If the trolly suddenly lurched forward faster than the
speed of light, then when you looked back - everything
there would VANISH - the light couldn't catch up. And
what about the motor cycle?  It was going even faster.
and, and, and, and.

Well it turns out that (and Newton had only "tossed off"
a slight remark about it) that everything depended on
TIME.

And time was the joker in the deck. Time wasn't absolute.
Time depended not only on where you were, but how fast
you were moving.

And not to mention the mass (weight) was involved as well.

The worst thing is that the "the little paper" (in 1905) by
Einstein didn't use much more than basic high-school maths
(algebra, geometry, and a smidge of trigs) and it was based
mainly on two in-controvertable facts:

    Lorent'z thorough analysis of the motion problem.

    The Michaelson Morely experiment.

and then a rather curious little equation  E = m c^2
popped up.

The worst was yet to come of course, the idea that time
WASN'T absolute (not to mention HOW the photon? does the
MASS change) outraged quite a few.

One rather famous and (again well-established) physicist
Ernest Mach wrote an entire paper which showed how this
upstart Einstein (despite the fact that he HAD worked
on several important *experimental* problems - notably
the photo-electric effect) couldn't be right.

Mach's beautiful paper is wondrous beyond words. And the
odd thing is that it is ABSOLUTELY true. It refuted Uncle
Al's paper and of course that meant that TIME and MASS
were still ABSOLUTE and in-vioable.

In fact Mach's formulas explain "breaking the sound barrier",
trans-sonic jet design, etc - the so-called "Mach numbers",
eg, Mach I = speed of sound, Mach II = twice the speed of
sound, etc.

Only prob was:  No aether.  That's what the Michaelson/Morley
                            experiment said.

Sound needs a medium (air for example); light doesn't.

And then oddly enough, the Nobel Prise committee awarded in
the same year (1905) the prise of Physics to Albert Einstein
(for his work on the PhotoElectric effect - relativity was
way too controversial and *technically* didn't exist; unless
you believed Einstein's paper).

The Nobel prise in Physics to *that* patent clerk?

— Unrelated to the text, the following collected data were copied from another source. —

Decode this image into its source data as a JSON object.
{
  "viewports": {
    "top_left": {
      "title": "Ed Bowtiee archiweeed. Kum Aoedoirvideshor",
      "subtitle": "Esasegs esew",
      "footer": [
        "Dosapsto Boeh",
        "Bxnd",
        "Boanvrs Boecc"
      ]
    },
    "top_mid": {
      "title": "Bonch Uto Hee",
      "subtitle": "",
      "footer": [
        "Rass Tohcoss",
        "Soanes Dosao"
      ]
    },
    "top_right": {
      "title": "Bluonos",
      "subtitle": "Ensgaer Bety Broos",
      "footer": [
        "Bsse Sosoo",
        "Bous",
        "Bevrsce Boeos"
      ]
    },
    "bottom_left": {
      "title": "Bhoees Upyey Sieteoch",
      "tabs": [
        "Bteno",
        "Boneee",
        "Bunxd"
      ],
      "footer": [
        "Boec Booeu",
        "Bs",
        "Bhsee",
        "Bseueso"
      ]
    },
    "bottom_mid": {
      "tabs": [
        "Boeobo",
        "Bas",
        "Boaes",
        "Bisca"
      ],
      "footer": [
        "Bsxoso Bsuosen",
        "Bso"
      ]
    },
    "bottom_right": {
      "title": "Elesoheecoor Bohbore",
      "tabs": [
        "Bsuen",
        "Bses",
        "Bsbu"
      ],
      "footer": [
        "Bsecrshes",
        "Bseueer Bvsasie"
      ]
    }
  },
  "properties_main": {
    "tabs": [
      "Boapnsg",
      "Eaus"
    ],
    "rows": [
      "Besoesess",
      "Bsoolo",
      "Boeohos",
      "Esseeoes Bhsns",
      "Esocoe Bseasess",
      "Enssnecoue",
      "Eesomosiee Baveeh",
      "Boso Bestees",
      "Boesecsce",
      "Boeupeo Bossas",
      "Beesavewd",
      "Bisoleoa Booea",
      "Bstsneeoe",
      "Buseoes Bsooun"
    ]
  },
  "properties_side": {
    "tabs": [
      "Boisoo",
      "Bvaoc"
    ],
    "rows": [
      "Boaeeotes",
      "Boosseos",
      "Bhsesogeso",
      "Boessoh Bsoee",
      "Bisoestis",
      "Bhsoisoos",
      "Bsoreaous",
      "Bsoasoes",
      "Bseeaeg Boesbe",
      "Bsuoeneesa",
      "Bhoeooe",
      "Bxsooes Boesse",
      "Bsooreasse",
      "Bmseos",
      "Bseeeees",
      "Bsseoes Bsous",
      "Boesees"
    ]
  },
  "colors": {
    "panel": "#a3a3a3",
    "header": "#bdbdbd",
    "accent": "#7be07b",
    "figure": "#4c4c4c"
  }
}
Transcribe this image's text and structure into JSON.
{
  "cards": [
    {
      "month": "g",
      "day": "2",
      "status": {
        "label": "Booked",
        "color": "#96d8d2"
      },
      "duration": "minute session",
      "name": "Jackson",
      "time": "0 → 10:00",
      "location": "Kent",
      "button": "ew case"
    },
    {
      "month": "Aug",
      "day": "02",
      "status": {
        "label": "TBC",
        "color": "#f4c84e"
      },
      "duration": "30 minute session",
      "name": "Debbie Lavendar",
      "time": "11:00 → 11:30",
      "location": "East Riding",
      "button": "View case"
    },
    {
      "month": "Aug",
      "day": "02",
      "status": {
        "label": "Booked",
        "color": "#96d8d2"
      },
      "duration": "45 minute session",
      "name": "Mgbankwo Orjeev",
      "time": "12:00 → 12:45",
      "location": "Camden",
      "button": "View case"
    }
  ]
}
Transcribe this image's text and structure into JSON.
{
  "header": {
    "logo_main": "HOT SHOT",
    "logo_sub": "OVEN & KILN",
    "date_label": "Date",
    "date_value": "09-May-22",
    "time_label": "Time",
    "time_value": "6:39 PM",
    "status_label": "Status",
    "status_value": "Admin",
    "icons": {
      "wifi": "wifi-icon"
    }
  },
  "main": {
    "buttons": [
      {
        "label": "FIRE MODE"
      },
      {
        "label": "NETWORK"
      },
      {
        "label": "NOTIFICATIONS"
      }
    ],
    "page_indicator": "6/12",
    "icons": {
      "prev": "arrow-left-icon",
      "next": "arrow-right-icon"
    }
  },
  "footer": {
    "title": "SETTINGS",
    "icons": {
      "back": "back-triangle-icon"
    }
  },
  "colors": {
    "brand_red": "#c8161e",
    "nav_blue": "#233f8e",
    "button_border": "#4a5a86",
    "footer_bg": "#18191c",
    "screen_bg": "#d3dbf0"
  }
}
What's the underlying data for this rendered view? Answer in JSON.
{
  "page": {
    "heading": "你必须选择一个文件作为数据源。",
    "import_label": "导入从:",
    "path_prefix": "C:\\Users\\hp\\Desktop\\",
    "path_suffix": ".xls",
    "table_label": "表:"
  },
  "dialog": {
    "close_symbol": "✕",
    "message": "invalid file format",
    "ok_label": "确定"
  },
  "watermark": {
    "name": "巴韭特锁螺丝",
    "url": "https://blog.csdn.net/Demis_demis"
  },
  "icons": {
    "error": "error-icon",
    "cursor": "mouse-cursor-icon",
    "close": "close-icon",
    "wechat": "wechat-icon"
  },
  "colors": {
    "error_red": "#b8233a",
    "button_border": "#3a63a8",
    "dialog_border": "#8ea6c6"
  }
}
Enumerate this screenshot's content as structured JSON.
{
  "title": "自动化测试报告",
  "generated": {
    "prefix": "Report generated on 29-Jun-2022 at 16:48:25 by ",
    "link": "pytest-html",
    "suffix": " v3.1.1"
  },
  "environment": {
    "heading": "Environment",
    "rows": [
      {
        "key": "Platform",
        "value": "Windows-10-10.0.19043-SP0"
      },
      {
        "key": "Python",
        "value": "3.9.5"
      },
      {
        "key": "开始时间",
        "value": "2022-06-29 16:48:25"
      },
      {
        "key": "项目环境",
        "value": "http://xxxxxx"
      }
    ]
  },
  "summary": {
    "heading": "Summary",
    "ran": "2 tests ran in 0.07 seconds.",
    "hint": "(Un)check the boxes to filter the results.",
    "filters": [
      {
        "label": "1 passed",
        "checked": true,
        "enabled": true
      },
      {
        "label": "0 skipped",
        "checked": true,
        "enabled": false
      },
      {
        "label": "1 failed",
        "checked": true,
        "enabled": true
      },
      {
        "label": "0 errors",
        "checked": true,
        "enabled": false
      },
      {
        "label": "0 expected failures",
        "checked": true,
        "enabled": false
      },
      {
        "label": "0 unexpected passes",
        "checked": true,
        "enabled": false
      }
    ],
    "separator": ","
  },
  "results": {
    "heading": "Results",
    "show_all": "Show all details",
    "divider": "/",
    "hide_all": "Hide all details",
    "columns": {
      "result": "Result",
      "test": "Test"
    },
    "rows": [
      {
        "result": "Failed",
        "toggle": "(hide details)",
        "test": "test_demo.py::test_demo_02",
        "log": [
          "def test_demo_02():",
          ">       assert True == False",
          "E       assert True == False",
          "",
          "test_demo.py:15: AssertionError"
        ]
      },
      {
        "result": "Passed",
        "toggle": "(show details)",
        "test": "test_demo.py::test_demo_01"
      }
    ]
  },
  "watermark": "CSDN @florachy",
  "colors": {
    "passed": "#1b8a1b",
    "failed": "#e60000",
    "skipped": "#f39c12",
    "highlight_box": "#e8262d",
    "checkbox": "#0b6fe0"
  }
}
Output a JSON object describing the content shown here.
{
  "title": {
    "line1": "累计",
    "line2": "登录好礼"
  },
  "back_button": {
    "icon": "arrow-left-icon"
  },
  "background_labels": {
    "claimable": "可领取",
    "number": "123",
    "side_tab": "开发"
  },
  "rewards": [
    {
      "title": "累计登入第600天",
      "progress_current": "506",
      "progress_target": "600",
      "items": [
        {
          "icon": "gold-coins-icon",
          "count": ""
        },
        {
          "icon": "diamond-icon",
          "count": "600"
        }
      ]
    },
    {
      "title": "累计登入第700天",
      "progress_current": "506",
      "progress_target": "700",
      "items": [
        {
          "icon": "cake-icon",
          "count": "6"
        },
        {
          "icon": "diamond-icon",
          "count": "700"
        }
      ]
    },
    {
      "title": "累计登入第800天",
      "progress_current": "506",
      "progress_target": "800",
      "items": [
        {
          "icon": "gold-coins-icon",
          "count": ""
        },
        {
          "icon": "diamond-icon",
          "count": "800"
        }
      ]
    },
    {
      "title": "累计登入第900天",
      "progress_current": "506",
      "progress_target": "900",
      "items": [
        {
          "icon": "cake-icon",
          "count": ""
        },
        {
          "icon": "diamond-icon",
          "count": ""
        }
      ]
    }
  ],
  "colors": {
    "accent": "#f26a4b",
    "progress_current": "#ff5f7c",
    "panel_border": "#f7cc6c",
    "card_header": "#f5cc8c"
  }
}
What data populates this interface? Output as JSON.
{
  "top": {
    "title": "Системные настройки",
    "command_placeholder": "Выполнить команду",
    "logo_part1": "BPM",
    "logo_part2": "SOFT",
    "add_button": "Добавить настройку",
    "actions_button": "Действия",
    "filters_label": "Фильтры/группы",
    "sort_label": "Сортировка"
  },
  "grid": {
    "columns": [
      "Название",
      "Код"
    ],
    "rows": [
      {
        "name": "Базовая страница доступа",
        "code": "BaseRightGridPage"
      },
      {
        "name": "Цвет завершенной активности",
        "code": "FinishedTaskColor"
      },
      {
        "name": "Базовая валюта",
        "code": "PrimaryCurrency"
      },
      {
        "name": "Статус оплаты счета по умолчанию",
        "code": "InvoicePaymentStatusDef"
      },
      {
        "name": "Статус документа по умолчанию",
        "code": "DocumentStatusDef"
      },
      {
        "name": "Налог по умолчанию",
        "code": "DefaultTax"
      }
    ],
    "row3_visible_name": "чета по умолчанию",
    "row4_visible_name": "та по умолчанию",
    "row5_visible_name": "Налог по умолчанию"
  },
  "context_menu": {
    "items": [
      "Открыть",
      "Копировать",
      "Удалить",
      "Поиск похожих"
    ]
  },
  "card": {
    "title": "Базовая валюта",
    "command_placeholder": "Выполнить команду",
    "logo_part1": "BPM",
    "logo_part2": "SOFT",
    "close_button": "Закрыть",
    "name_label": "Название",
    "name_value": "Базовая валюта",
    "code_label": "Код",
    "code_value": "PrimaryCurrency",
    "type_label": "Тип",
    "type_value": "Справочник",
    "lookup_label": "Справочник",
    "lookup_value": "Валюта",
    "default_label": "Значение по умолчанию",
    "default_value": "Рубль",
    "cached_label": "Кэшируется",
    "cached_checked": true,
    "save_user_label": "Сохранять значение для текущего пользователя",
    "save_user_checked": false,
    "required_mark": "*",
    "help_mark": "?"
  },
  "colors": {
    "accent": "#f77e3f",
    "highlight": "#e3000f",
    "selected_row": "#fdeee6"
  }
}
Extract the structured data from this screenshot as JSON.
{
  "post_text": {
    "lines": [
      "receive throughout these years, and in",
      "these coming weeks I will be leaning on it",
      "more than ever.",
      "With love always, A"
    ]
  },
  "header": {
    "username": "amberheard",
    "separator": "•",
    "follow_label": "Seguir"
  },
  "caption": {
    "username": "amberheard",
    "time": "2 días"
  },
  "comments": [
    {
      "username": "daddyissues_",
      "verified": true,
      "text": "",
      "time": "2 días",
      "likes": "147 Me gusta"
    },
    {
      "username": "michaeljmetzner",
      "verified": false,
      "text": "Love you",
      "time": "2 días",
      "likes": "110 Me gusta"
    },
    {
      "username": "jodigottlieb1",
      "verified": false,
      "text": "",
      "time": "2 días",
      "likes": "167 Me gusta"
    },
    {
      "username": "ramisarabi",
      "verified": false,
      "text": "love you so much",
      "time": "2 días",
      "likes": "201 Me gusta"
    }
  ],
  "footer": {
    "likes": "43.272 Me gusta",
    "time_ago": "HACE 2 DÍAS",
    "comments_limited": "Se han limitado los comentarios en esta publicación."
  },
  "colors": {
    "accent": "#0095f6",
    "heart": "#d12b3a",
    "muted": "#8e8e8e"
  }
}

Sort of 
a "keep going, lad!" encouragement - those Swedes' been 
known to do that, Martin Luther King, Al Gore - must be 
the climate that keeps their minds so clear when others 
seem to lose it.

Well, i've waxed a bit poetic here, hope you enjoyed the
show - pay as you leave (as always).

Now the funny thing is that at the first Solvay Conference in
Physics, Madam Curie sits centre stage, with Einstein off
to the side. At the second Solvay Conference, a few years
later, Uncle Al sits in the place of honour.

Well, for scientist and engineer types i remind you to 
take responsibility for your work. Einstein was to remark
later that if he had known that his equation would just
some 40 years later lead to the deaths of people, that he
wouldn't have become a physicist - but would have become
a gardner and studied the violin more assiduously.       


(nite all; happy Solstice 2007/2008)
-- Frank.

OH YES, i almost forgot:  Next time don't forget to bring 
        your Quantum Singularities to class, we'll be 
making universes.